Le grand-père maternel de Jack, L.M. Hoefler, était un avocat connu, qui représentait les brasseries de San Francisco, entre autres. Il était membre de l'Olympic Club et du Bohemian Club. Au cours d'un voyage en Italie, il avait expédié deux statues d’athlètes, en marbre, à l’Olympic Club. A ce jour, elles sont encore de part et d’autre de l’entrée du Club, dans Post Street. Il comptait parmi ses amis d’autres avocats, des juges, des maires, des politiciens, des gens d’Hollywood, des hommes d’affaires prospères, et aussi des gens ordinaires, des ouvriers, aussi bien que des notables. Apparemment, tout le monde le connaissait, de vue sinon personnellement.
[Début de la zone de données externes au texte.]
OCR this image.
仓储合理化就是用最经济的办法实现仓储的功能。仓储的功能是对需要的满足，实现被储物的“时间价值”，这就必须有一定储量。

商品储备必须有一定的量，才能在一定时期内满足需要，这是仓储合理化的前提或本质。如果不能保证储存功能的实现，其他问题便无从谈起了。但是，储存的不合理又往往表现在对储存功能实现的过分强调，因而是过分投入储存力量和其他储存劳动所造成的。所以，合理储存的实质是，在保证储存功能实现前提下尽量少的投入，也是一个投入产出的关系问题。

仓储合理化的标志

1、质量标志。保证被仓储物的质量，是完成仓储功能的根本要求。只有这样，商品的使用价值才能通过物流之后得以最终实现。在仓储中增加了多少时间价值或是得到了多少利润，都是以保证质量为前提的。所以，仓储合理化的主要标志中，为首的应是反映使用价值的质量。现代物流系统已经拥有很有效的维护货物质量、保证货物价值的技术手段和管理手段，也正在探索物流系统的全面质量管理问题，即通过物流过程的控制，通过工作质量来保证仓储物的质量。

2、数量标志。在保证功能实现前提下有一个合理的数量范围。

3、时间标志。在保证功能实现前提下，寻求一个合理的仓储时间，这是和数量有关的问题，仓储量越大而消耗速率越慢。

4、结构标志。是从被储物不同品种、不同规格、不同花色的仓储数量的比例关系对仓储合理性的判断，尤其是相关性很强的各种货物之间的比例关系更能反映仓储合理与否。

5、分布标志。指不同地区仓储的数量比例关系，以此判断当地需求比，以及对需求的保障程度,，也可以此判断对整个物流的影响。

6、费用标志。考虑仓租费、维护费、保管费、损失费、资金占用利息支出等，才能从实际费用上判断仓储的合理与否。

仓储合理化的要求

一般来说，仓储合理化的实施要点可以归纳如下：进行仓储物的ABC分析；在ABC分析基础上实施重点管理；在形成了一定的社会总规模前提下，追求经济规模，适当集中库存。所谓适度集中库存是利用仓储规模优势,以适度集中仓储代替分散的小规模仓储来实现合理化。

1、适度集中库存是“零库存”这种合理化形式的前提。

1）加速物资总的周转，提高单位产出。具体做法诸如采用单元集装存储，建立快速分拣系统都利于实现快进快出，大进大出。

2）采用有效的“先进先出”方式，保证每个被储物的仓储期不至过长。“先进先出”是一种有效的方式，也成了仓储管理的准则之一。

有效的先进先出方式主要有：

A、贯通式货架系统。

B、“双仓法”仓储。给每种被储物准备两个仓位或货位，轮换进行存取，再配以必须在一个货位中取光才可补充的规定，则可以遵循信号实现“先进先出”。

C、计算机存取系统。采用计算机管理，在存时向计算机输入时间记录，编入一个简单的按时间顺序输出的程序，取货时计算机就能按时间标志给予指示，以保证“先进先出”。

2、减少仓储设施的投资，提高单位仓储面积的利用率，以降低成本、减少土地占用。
L.M. Hoefler habitait dans Haight Street, sur une colline assez pentue, qui était desservie par un trolleybus. Normalement, le trolley s’arrêtait uniquement aux intersections. Jack se souvient que chaque fois que son grand-père se tenait au bord du trottoir et lui faisait signe, le conducteur s’arrêtait pour qu’il puisse monter; même système partout où il voulait descendre. Le frère de Jack, David, se souvient que lorsqu’il avait tout juste dix ans, L.M. lui demandait de conduire. Une fois, probablement parce qu’il voulait éviter un bouchon, il demanda à David de conduire à gauche. David protesta : ils risquaient d’être emboutis par une voiture venant dans l’autre sens, mais son grand-père refusa de l’écouter, et David fut obligé de faire comme il lui disait. Bien qu’il eût beaucoup d’amis, et qu’il fût un homme bon et généreux, L.M. Hoefler n’avait aucune idée de la façon de se comporter avec les enfants ; il n’attendait d’eux qu’une chose : l’obéissance. Jack se souvient d’avoir été taquiné par son grand-père qui l’appelait « binoclard »*, sans se soucier de la gêne de Jack. En ce temps-là, c’était un surnom assez fréquent, utilisé par les enfants à l’encontre de ceux qui avaient besoin de lunettes. Je ne pense pas que L.M. cherchait à être méchant… mais Jack ne l’a jamais oublié.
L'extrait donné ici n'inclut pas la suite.